Casi nadie discute que la actividad económica tiene externalidades o impactos negativos. Sea por su contribución, a través de emisiones contaminantes, a un cambio climático causante de episodios de clima extremos en todo el mundo. O, como explica con otro ejemplo Kees Vendrik, economista jefe de Triodos Bank, por los recientes movimientos sísmicos en Groninga (Holanda), vinculados a una lucrativa explotación de gas natural en la zona. Según el economista, ahora no se trata solo de saber, sino de actuar y propone medidas desde la banca hacia otra economía.
La siguiente columna de opinión apareció el 5 de febrero en Het Financieele Dagblad.
Debe ser muy duro vivir en una casa con grietas en la provincia de Groninga, sabiendo que cualquier día puede haber un nuevo movimiento sísmico. El miedo se le mete a uno hasta los tuétanos. El daño financiero, además, tampoco es pequeño, como el coste de las reparaciones (más o menos profundas) y la pérdida de valor de tu propiedad. Poco a poco, con cuentagotas, va saliendo a la luz el alto precio de esta desgracia: la cuenta sin pagar de la extracción de gas va a alcanzar los miles de millones.
Un claro ejemplo de qué es una externalidad
Groninga se ha convertido, en contra de su voluntad, en un ejemplo perfecto de lo que los economistas llaman eufemísticamente externalidades, expresión con la que se hace referencia a las consecuencias de las actividades económicas no incluidas en el cálculo de los precios. En nuestra economía los hay a raudales. Hay efectos externos positivos, como el uso gratuito de conocimiento e información, pero cada vez en mayor medida, el problema lo constituyen los efectos negativos.
El consumo y la producción tienen muchas veces efectos negativos en nuestro entorno, la ecología o la sociedad, sin que eso se refleje en los precios. Pensemos por ejemplo en el cambio climático por emisión de CO2, la deforestación a causa de la producción de aceite de palma, pantalones vaqueros de última moda tejidos por obreros con salarios que no alcanzan para vivir, contaminación de tierras de cultivo por vertido de estiércol o trabajadores precarios sin seguro. Los costes ocultos que conlleva todo esto se suelen liquidar con cargo al erario público, el futuro o el extranjero.
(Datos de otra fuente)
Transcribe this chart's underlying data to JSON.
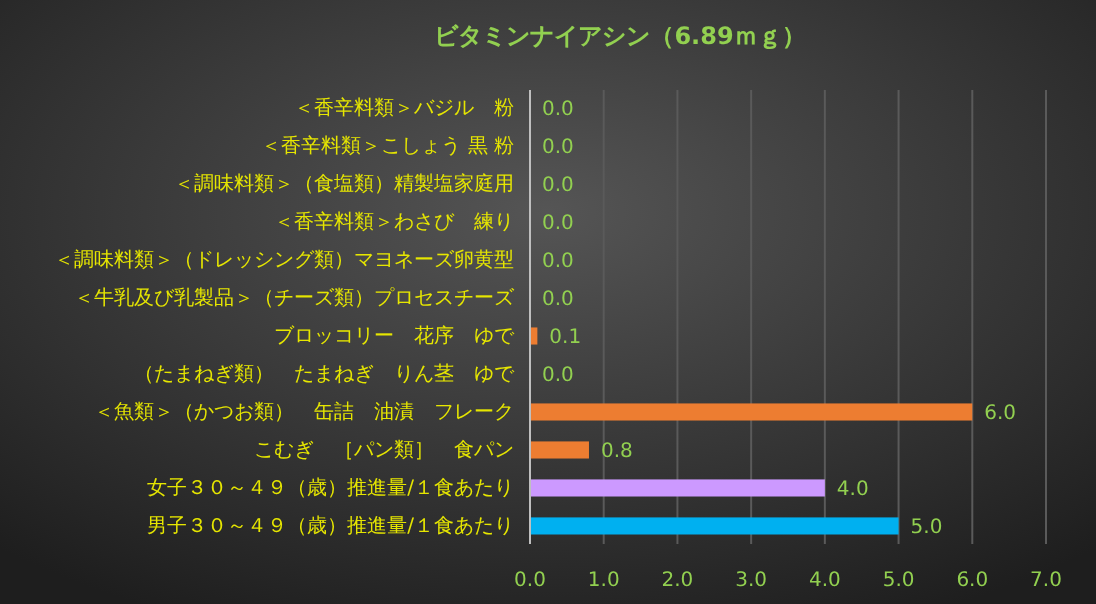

Muchos organismos públicos trabajan para poner fin a todos estos efectos externos. Pero la labor es ingente y el camino está muchas veces lleno de obstáculos como la presión del lobby de las grandes empresas contaminadoras, la falta de voluntad política y el poder limitado de las naciones en tiempos de globalización. Con el Acuerdo de París sobre cambio climático y la adopción internacional de los Objetivos de Desarrollo Sostenible en 2015, la comunidad internacional trata de plantarle cara a la extendida práctica de pasarle a otros la factura de las externalidades.
170.000 millones en financiación sostenible
Recientemente, un grupo de expertos liderado por Christian Thimann, directivo de la aseguradora AXA, presentó un interesantísimo informe sobre financiación sostenible encargado por la Comisión Europea. Para cumplir el Acuerdo de París y hacer realidad la necesaria revolución de la energía sostenible, hay que destinar como mínimo 170.000 millones anuales a la financiación sostenible en Europa.
Y si tenemos también en cuenta los Objetivos de Desarrollo Sostenible, el importe sería muy superior. Ese dinero deberá salir principalmente de fuentes de financiación privadas, lo cual exige que el sector financiero tome plena conciencia del impacto de todas sus decisiones de inversión y financiación. Hoy en día, los productos financieros deben ser “a prueba de París” y “relevantes para los Objetivos de Desarrollo Sostenible”.
Debemos ir más lejos
Aunque Thimann y sus colegas formulan de manera excepcional nuevas bases para el sector financiero del siglo XXI, en el informe se calla de manera injusta sobre la “financiación insostenible”, la herencia del siglo XX, y especialmente sobre las amplias carteras de activos fósiles.
El alegato de Arnout Boot y Dirk Schoenmaker es justo: el capital en el balance de los bancos debería estar vinculado al riesgo.
Es decir, que las exigencias de capital para los bancos con activos fósiles deben ser más elevadas, porque si queremos cumplir el límite de 1,5 grados Celsius de París, tenemos que darle un vuelco radical a la economía. Y la urgencia es cada vez mayor. El riesgo que suponen esos activos en plena transición energética no se valora en la justa medida y supone una amenaza para la estabilidad de los bancos. Además, una “penalización marrón” es más efectiva que una “prima verde”.
Las viejas ideas sobre la supuesta neutralidad del sector financiero han quedado obsoletas: toda financiación tiene consecuencias. Esta constatación abre un debate difícil pero muy necesario sobre el impacto deseado y los efectos externos que debemos contabilizar. En Groninga ya no hace falta explicar la importancia que tiene esto.